# 4x4 Tumbled Marble Backsplash



## dcd22 (Jul 12, 2007)

I am about to do a backsplash to finish off my kitchen remodel. I will be using 4x4 tumbled marble tiles installed over sheetrock.

Do I need to prep the sheetrock in any way? Right now it is just painted. 

Do I use thin set or mastic to adhere them to the wall?

What size groutline do I use and do I butt them right to my granite counter or leave a space then fill with caulk?

Do I need to seal them prior to grouting as to not fill all the holes and ridges with grout?

Any other tips and trick's would be appreciated!!!!


----------



## Brik (Jan 16, 2007)

dcd22 said:


> I am about to do a backsplash to finish off my kitchen remodel. I will be using 4x4 tumbled marble tiles installed over sheetrock.
> 
> Do I need to prep the sheetrock in any way? Right now it is just painted.


No, just clean off any cooking grease or construction dust



dcd22 said:


> Do I use thin set or mastic to adhere them to the wall?


This is debated. Either is fine for this application. 



dcd22 said:


> What size groutline do I use and do I butt them right to my granite counter or leave a space then fill with caulk?


This is mainly aesthetic. Tumbled says to me irregular which says to me wider grout lines. I would jay them out on a table and see what you like. I would guess that 3/16" would look good. Generally speaking connections between dissimilar materials should be caulked. I would just go ahead and grout the joint though (it may look better) if the grout cracks then just caulk it. The line between your first row of time is the same size as your grout joint.



dcd22 said:


> Do I need to seal them prior to grouting as to not fill all the holes and ridges with grout?

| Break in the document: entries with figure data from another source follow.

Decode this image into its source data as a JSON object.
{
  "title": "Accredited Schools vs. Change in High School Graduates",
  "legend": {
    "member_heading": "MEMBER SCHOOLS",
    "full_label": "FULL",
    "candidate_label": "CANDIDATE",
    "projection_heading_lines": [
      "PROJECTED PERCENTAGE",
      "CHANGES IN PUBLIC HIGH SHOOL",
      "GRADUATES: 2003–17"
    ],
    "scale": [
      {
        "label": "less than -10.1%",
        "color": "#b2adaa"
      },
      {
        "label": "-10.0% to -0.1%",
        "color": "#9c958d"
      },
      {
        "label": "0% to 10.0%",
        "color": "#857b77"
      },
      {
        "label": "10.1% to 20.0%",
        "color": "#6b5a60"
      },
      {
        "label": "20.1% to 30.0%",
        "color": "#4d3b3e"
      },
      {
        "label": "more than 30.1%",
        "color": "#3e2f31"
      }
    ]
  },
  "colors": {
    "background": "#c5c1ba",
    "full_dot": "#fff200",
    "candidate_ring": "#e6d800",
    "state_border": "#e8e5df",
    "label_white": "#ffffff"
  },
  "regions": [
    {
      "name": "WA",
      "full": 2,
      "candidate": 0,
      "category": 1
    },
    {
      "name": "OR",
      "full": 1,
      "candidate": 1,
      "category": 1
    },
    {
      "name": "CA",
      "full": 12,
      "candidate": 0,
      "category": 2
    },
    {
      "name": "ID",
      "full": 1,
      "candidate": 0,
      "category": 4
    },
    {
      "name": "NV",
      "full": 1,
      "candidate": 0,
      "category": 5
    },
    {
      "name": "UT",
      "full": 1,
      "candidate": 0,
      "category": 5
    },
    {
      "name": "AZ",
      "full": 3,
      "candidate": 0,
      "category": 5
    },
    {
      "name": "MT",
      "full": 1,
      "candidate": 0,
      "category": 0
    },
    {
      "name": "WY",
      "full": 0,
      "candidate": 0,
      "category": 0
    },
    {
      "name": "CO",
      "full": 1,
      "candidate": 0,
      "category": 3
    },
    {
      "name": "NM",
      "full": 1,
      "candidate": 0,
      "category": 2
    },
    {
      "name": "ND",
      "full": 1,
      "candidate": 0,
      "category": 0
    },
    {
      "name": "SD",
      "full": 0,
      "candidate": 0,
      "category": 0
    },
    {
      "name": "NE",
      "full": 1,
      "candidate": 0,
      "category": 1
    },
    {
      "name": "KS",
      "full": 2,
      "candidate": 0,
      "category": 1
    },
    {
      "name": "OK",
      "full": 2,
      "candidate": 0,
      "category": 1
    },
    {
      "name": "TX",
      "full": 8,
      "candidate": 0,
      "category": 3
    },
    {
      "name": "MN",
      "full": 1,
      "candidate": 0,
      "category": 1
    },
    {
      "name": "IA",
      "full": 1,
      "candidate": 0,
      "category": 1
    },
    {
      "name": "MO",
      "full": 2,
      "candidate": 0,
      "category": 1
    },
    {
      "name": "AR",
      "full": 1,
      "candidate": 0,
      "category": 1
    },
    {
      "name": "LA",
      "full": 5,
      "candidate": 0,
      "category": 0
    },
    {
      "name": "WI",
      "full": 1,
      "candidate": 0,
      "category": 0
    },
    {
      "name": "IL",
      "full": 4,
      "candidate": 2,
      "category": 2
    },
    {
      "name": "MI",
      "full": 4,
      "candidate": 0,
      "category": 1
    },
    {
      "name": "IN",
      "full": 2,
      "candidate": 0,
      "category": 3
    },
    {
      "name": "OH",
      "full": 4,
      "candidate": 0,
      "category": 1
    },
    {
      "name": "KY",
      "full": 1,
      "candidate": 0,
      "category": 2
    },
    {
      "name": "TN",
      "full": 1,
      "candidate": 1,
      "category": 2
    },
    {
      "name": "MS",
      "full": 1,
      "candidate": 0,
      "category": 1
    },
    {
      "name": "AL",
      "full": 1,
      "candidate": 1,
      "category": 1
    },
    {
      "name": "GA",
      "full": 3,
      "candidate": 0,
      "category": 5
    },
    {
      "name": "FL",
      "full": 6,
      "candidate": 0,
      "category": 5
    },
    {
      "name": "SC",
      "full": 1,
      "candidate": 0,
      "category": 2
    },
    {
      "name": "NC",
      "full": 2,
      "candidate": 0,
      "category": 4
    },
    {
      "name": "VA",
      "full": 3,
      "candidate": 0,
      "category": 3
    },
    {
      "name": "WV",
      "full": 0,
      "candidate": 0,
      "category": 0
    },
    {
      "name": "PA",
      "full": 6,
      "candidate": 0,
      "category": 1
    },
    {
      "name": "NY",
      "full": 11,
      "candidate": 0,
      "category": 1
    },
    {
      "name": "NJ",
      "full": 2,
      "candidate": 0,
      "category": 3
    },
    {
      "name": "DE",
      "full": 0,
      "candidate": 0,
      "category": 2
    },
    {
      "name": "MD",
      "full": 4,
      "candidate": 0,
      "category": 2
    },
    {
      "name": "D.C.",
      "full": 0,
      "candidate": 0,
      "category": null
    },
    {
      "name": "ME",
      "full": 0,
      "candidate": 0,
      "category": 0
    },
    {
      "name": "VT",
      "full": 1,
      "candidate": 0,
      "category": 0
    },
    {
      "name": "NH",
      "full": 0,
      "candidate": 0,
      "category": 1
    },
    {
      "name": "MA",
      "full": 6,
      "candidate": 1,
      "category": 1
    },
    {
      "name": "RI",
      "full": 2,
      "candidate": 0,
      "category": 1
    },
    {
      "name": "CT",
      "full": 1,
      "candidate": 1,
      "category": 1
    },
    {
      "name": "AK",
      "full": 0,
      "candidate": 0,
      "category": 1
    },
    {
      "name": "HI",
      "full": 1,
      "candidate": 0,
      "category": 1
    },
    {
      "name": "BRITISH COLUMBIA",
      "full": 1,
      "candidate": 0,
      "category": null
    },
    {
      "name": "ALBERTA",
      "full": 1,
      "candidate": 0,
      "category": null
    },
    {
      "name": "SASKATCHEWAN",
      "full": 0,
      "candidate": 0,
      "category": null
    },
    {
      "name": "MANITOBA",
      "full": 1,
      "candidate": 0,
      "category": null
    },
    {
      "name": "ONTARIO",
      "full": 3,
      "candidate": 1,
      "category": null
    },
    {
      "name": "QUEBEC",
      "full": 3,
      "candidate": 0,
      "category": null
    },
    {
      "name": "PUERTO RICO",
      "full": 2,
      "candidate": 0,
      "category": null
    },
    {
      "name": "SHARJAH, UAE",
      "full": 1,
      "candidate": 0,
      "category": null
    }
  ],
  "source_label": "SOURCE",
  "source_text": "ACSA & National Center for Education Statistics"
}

Depends on porousity of the tiles. No sealer will keep out the grout from large pours. Generally speaking a porous tile should be sealed before grouting. Grouting can be done without getting grout on the surface if you have a really porous tile. They make a contraption that looks like a cake icing bag for just this purpose.



dcd22 said:


> Any other tips and trick's would be appreciated!!!!


----------



## perpetual98 (Nov 2, 2007)

That's a nice post Brik


----------